Logo em seguida veio a gravadora Sony Music que perguntou se a gente queria assinar um contrato e fazer um álbum. Eu falei: gente, mas como assim?! E foi aquela correria, quem não escrevia começou a compor, a criatividade da favela começou a aparecer. A gente sempre se vira, sempre dá um jeito e nesse jeitinho a gente foi conquistando outras coisas e hoje estou aqui, já fiz novela, já fiz mini-série, e agradeço muito ao grupo! Cada um teve sua conquista pessoal, todo o mundo já pode ajudar a família, ter uma vida um pouco melhor mas a nossa meta também é dar voz a quem está na comunidade. A gente tem essa consciência de que a gente também tem que falar por essas pessoas, falar nossa verdade, contar nossa história, nossa cultura.

O zika afetou as comunidades de uma forma geral e inclusivé a minha mãe teve zika, eu lembro que ela ficou muito ruim. Eu não tinha o entendimento sobre o que era o zika, fui pesquisar e na verdade é uma questão de saúde pública. Eu fico muito assustada porque são pessoas, são seres humanos que trabalham, que não podem ficar em casa, são pessoas que têm que correr atrás para colocar comida dentro de casa e o zika exige repouso. Eu acho que foi uma falta de cuidado, falta de saneamento, a gente passa muito isso dentro da comunidade e de uma certa forma são doenças novas que se a gente não tomar cuidado, se a gente não pensar no futuro, vão surgir outras ainda mais graves que, acredito, vão ferrar com a vida de todo o mundo.

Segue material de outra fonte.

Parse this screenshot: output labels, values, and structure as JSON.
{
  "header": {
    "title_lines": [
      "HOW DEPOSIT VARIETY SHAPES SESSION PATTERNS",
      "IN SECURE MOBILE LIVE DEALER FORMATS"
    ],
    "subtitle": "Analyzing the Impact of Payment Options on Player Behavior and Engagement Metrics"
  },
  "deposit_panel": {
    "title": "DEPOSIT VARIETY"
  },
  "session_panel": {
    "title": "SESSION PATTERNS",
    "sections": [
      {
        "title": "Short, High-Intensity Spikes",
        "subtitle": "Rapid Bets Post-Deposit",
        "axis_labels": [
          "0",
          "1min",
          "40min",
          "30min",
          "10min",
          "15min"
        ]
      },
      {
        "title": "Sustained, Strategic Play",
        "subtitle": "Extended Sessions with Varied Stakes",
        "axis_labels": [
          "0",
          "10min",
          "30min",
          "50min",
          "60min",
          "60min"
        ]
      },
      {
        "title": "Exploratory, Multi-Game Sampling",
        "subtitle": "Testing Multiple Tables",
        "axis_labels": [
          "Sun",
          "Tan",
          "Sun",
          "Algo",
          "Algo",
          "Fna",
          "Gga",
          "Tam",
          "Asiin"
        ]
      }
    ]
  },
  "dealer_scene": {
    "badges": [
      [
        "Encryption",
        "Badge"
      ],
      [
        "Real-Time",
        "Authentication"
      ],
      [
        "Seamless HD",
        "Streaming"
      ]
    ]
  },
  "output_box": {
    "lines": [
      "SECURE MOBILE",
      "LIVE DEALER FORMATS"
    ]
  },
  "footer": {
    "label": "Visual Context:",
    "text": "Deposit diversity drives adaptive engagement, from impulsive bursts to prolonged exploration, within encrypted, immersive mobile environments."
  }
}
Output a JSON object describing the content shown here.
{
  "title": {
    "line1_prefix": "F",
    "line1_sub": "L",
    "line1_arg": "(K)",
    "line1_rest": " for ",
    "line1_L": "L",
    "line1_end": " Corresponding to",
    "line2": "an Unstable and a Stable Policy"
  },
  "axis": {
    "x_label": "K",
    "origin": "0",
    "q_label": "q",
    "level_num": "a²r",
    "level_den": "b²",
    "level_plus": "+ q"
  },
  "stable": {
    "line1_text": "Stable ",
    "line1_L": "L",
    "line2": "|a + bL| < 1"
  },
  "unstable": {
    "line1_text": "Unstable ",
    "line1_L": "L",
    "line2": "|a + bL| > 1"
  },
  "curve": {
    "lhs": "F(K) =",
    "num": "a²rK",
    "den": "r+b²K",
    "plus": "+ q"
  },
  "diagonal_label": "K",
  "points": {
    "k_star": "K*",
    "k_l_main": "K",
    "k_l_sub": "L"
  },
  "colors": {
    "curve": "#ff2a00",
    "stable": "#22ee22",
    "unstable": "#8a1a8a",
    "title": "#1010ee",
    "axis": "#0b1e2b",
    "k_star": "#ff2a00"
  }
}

O que mais me preocupa no Brasil é a educação e a saúde, é a falta de respeito pelas pessoas. A política me preocupa muito. Qual é o objetivo da política? Melhorar o país? É o quê, é ver quem é mais inteligente? Quem tem mais poder? Quem fatura mais? Qual é o objetivo deles? Eu não entendo.

A gente usa a nossa arte para falar sobre isso, a gente usa a nossa música, a nossa história para se manifestar no palco. Mas e as pessoas que não têm onde se manifestar vão fazer o quê?

Levar a cultura do Passinho para o mundo é o meu sonho e é o sonho de todos os molequinhos da favela. É a minha cultura que veio da favela do Rio de Janeiro, é a cultura que mudou a minha vida, mudou a vida dos meus parceiros e amigos e nosso maior sonho é deixar esse legado para os meninos novos que estão vindo aí com tudo, dando continuidade ao nosso movimento.